Today we released our inaugural E-Government Transparency Index. You can
download the report for free on our website and read about it on NextGov. I'll share the
results first and then explain a bit of the background. These are all
Transparency scores, calculated on a 100-point scale. We're starting with 14
federal government websites, so this is far from representative of the whole
government, and there are certainly sites out there with slightly higher and
much lower transparency. But this study does represent more than 30,000 citizen
surveys, which is nothing to sneeze at.
In the Next Gov article, GSA's Dave McClure said, "We have always assumed that greater transparency [and] more openness in government would link to greater satisfaction and higher trust in government. What this study does is help confirm that."
Lots more details in the full report, which you can download for free on our website.
Now, a little more background on what we're measuring and why.
When President Obama released his memo last February about transparency and open government, we immediately got to work. We were already measuring online customer satisfaction with more than 200 federal websites, and our researchers thought there might be a way to adapt our methodology to measure the President's transparency goals in an accurate, precise, actionable manner. If we could do it, it would give agencies a way to measure their performance on these objectives. After all, as I have been known to say maybe once or twice in my career (or in the last 5 minutes), you can't manage what you don't measure. Agencies cannot manage, maintain, or improve transparency, communication, collaboration, or trust without a quantifiable measure of these objectives.
For months, we worked on models and tested them. We were already measuring dozens of drivers, or elements of satisfaction (such as navigation, search, content, look and feel, etc), and we had a theory that online transparency was another one. Citizens who perceive a website as more transparent are going to be more satisfied. Satisfaction as measured by the American Customer Satisfaction Index (ACSI) has been sown again and again to predict certain future behaviors such as likelihood to use the website as a primary channel instead of other, more costly channels; likelihood to recommend, likelihood to return to the website, etc. So we wanted to see if it was also true that satisfaction predicted likelihood to communicate and collaborate with a given agency, and we wanted to see if satisfaction predicted trust in the agency. These were all the key elements laid out in the Obama memo.
After three months of testing the models, we implemented the new methodology on e-gov sites that volunteered to be part of our research, and then we tested some more. We tweaked, we adjusted, and in July, we published our first report, showing conclusively that transparency was a key driver of satisfaction (in fact, for most agencies but not all, it was the most important driver of satisfaction) and that satisfaction, in turn, predicted trust).
Meanwhile, the buzz about our research grew, and agencies were signing up left and right to deploy the new model on their site. The new model measured all the old things that agencies have been measuring online with us for 10 years, it just added these new elements so that agencies could evaluate their success on these open government initiatives and report their success if they choose.

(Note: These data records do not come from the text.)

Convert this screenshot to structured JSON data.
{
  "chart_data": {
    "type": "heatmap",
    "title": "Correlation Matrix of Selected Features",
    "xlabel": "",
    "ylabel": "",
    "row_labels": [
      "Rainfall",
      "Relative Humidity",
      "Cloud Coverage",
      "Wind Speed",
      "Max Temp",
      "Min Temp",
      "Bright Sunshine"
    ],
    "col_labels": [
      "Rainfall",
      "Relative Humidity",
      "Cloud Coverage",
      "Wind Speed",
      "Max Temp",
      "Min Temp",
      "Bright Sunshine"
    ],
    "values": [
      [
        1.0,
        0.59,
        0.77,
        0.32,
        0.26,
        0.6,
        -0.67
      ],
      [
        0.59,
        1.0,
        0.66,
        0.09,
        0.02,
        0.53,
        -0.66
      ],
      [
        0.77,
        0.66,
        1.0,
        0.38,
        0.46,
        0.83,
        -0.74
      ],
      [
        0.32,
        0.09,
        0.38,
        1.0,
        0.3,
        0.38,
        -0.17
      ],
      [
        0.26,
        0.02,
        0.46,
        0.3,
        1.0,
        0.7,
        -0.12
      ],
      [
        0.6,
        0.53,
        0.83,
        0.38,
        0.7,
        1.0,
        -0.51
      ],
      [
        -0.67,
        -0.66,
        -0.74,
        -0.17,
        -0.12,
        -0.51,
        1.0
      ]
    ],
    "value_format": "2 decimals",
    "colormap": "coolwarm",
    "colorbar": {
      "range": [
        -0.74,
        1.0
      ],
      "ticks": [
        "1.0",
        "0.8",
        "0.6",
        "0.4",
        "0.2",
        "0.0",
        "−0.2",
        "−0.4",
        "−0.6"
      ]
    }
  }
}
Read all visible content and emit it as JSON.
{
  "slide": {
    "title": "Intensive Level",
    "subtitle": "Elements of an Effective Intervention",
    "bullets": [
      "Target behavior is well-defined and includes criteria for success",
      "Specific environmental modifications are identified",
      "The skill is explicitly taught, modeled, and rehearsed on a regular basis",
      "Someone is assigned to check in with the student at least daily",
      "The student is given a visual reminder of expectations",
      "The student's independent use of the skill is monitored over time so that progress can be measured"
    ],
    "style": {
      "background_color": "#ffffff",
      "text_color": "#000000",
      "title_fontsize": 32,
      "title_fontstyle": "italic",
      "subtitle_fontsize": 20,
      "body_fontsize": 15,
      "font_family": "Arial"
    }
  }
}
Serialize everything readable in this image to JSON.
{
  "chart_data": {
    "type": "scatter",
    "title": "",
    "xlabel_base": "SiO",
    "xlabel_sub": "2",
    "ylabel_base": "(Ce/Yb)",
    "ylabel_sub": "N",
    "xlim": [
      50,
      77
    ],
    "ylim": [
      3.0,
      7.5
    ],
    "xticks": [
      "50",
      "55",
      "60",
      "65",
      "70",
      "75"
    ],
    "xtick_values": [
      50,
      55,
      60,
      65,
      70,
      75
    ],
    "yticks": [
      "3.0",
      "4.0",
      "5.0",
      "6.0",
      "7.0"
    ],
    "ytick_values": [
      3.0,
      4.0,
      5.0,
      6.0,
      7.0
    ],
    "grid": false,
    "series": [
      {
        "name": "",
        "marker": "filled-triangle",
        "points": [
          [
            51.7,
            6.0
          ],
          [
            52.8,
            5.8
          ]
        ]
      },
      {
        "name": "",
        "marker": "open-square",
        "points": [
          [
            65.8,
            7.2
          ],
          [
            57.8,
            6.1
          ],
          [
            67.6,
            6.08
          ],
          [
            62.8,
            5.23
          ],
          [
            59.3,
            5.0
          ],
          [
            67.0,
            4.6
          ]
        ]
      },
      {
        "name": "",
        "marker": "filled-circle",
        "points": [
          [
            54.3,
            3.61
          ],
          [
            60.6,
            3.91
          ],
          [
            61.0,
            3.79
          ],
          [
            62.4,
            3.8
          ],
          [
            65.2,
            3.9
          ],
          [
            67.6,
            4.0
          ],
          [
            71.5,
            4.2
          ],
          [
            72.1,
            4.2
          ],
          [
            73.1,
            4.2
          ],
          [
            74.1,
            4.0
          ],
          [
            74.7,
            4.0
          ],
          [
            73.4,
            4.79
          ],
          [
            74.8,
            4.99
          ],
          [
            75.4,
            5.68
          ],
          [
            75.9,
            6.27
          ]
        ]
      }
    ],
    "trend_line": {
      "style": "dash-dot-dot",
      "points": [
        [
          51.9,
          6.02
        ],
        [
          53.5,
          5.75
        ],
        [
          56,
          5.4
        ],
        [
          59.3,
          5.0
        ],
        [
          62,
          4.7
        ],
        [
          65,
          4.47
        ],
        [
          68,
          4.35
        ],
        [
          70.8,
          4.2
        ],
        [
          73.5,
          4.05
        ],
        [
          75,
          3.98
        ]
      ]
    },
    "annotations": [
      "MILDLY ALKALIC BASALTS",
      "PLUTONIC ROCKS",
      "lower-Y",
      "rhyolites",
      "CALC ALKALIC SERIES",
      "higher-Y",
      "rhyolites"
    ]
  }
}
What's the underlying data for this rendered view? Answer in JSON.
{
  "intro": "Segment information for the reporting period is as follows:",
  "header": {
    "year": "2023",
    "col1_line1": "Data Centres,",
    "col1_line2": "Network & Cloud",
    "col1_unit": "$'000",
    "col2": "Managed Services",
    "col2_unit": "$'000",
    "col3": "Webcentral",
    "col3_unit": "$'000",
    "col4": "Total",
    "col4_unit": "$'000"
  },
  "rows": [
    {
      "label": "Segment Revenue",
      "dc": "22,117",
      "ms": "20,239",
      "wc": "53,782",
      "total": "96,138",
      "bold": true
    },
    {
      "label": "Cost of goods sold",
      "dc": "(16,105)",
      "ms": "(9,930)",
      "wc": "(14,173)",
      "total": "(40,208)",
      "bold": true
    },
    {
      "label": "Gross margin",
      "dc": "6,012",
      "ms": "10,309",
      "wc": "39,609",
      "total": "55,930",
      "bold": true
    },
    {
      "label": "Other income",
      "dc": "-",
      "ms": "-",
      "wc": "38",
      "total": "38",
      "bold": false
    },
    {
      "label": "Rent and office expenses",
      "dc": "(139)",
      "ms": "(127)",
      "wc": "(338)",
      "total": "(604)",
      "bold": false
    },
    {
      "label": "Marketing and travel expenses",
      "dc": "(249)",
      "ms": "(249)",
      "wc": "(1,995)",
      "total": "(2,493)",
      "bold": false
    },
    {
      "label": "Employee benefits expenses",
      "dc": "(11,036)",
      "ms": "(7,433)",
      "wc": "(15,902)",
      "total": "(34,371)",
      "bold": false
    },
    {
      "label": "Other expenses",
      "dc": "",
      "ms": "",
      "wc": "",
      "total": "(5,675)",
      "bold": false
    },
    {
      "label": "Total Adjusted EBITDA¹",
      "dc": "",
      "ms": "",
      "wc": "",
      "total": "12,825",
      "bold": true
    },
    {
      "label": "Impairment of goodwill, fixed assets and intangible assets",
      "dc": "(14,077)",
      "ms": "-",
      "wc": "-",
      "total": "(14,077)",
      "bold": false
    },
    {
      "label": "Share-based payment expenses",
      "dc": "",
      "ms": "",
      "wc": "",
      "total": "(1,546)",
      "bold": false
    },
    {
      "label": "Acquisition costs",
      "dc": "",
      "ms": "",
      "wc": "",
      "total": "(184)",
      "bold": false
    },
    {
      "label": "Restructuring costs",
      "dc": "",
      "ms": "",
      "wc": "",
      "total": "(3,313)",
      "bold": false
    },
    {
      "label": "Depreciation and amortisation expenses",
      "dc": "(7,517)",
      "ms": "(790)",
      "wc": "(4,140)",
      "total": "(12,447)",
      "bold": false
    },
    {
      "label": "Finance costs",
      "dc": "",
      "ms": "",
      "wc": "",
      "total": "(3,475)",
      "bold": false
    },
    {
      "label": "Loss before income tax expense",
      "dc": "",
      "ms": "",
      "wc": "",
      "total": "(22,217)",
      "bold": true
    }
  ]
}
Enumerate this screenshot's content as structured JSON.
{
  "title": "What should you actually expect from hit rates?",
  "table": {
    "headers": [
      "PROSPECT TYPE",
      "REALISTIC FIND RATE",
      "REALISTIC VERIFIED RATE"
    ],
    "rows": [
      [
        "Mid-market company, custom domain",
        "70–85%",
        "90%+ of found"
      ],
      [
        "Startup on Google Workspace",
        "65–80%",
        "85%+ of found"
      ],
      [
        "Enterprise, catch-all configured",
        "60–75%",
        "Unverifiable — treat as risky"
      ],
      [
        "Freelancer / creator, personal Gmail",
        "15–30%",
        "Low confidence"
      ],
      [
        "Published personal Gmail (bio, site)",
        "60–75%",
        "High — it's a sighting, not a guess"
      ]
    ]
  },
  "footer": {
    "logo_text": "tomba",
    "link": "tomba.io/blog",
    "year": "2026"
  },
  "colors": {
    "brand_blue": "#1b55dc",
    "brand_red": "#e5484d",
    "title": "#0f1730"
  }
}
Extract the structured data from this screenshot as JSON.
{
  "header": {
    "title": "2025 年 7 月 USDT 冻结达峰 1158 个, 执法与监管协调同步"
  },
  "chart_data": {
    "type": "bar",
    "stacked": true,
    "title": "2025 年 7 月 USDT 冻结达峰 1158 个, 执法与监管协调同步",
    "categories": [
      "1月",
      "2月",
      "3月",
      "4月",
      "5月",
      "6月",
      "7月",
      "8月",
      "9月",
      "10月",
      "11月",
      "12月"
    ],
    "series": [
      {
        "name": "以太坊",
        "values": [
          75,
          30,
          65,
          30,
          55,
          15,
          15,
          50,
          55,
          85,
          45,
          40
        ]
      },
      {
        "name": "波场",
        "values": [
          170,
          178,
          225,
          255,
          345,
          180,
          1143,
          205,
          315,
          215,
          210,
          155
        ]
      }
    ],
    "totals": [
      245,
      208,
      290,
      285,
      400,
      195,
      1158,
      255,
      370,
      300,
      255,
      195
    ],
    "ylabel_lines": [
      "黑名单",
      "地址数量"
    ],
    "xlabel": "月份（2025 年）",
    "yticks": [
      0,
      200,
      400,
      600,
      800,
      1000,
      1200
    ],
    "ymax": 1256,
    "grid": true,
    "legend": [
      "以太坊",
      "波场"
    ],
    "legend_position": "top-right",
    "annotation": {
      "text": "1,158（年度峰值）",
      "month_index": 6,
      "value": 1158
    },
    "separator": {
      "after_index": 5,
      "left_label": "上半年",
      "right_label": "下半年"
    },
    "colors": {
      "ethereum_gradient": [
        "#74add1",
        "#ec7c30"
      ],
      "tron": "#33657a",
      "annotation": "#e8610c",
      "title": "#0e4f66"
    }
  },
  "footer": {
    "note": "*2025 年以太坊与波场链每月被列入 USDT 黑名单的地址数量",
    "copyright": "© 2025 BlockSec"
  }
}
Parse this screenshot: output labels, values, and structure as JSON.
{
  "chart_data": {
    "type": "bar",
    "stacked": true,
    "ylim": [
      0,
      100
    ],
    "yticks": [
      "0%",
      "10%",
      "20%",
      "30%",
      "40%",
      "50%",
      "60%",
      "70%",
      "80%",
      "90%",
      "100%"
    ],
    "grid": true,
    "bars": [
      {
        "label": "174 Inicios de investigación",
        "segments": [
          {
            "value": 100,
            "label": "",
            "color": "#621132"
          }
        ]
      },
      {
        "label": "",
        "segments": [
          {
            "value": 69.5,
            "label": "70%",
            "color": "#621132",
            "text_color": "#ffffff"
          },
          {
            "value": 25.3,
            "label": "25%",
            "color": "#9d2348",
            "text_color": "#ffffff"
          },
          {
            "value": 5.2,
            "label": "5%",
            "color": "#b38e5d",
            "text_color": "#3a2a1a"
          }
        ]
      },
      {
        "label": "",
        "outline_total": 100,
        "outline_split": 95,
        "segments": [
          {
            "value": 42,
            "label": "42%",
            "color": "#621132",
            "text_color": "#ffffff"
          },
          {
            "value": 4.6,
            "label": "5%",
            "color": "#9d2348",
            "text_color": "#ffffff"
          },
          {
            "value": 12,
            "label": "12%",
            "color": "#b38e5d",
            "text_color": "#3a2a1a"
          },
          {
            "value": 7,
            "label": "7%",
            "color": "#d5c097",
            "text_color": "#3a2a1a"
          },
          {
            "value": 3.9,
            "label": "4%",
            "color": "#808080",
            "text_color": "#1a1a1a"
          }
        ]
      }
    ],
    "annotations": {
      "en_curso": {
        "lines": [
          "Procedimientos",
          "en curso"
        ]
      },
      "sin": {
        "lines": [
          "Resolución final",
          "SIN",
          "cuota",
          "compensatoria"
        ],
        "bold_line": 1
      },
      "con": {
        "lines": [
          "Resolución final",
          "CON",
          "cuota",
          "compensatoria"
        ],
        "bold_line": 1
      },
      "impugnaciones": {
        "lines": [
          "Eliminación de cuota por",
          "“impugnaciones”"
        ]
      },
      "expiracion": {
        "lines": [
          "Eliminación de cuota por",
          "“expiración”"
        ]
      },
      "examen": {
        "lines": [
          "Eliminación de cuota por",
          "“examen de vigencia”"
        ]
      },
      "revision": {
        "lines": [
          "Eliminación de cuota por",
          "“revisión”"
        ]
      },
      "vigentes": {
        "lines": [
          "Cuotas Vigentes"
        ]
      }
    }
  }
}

The E-Government Transparency Index
We decided to publish a report with scores for the 14 sites that had enough data collected by the end of December. We have high standards for data collection, so while many more sites are measuring transparency, only 14 had a big enough sample by the end of the year. Voila, The E-Gov Tranparency Index. Kudos to all that let us publish their scores, and we are looking forward to seeing the Index grow and expand in the coming year.
Just in time!
Last December, the White House and OMB released another memo setting an aggressive time line for agencies to be more open and solicit public opinions. Those of you who have the new model implemented on your site should be well on your way to quantifying how transparent your website is with ACSI-modeled scores for trust and transparency, which are benchmarkable across agencies. Those of you who don't have the new model implemented, just contact your SRA and they can fix you up. Those of you who are not currently running the ACSI survey online can contact dave.lewan@foreseeresults.com and we'll help you out.
So what do you think? Any surprises? Who would you like to see included in the Transparency Index next time?
This is nice blog. These are all Transparency scores, calculated on a 100-point scale. We're starting with 14 federal government websites, so this is far from representative of the whole government, and there are certainly sites out there with slightly higher and much lower transparency. But this study does represent more than 30,000 citizen surveys, which is nothing to sneeze at.